Storm over the Storm from the February 14, 1991 issue

To the Editors:

Charles Hope concludes his review of Salvatore Settis’ Giorgione’s Tempest’: Interpreting the Hidden Subject [NYR, February 14]:

…we cannot, I believe, rule out the possibility that in the Tempest Giorgione was principally concerned to depict a thunderstorm, to show what he could do. If, as Michiel and the 1569 inventory perhaps imply, the figures were mere staffage, added to heighten the mood, to underline mankind’s vulnerability before the forces of nature, it would certainly make this masterpiece quite unique in the history of Renaissance art. But, as it happens, nothing like the Tempest does survive from this period; and no better explanation of those figures has yet been proposed.

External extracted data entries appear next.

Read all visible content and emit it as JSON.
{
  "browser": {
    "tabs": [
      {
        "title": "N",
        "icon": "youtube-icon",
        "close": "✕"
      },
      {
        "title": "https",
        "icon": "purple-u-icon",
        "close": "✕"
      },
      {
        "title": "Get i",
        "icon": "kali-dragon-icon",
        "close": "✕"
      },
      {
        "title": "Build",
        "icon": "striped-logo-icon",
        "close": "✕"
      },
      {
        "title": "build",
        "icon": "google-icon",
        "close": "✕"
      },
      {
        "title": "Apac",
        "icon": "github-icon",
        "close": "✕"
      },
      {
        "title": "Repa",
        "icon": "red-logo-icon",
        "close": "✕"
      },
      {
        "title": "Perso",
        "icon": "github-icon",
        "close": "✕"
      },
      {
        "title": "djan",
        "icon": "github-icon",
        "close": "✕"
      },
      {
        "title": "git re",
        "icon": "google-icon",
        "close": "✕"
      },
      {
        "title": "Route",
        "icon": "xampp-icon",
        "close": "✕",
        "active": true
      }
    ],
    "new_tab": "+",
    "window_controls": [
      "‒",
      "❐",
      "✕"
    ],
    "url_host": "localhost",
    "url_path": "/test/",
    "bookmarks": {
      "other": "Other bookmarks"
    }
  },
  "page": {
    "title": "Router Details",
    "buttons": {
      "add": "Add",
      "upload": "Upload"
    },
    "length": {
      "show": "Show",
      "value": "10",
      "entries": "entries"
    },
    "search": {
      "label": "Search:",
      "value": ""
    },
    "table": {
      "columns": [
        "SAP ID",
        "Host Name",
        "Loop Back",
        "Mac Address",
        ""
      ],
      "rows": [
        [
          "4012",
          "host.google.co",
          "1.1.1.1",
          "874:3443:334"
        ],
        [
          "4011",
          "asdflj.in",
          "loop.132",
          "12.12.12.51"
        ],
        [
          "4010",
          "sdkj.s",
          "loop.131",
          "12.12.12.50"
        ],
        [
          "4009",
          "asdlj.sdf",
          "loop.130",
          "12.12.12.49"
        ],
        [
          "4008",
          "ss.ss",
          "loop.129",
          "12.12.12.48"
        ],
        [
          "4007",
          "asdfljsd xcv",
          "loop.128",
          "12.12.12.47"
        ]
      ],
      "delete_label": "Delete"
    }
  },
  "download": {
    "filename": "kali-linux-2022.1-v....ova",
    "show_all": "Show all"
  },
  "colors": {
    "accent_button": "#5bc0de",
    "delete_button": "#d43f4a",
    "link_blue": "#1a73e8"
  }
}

with which, as far as Mr. Hope goes, I agree. However, the figures—a man with a staff and a woman nursing a child—do more than “heighten the mood [of the thunderstorm], to underline mankind’s vulnerability before the forces of nature.” In this rich masterpiece, so impossible to reduce or summarize, Giorgione is surely suggesting the durability as well as the vulnerability of mankind. These figures continue their activities (in the case of the mother and child) or will do so (in the case of the shepherd, if that’s what he is), in much the same way as the farmers continue their chores while Icarus falls from the sky in Pieter Brueghel’s painting on that theme. Both Giorgione’s and Brueghel’s works, different as they are, contrast chaos in the sky—respectively, natural and manmade—with everyday life on earth; and both celebrate life on earth.

B.H. Friedman
Cassis, France

Charles Hope replies:

I certainly would not want to be thought reductive. Mr. Friedman may well be right.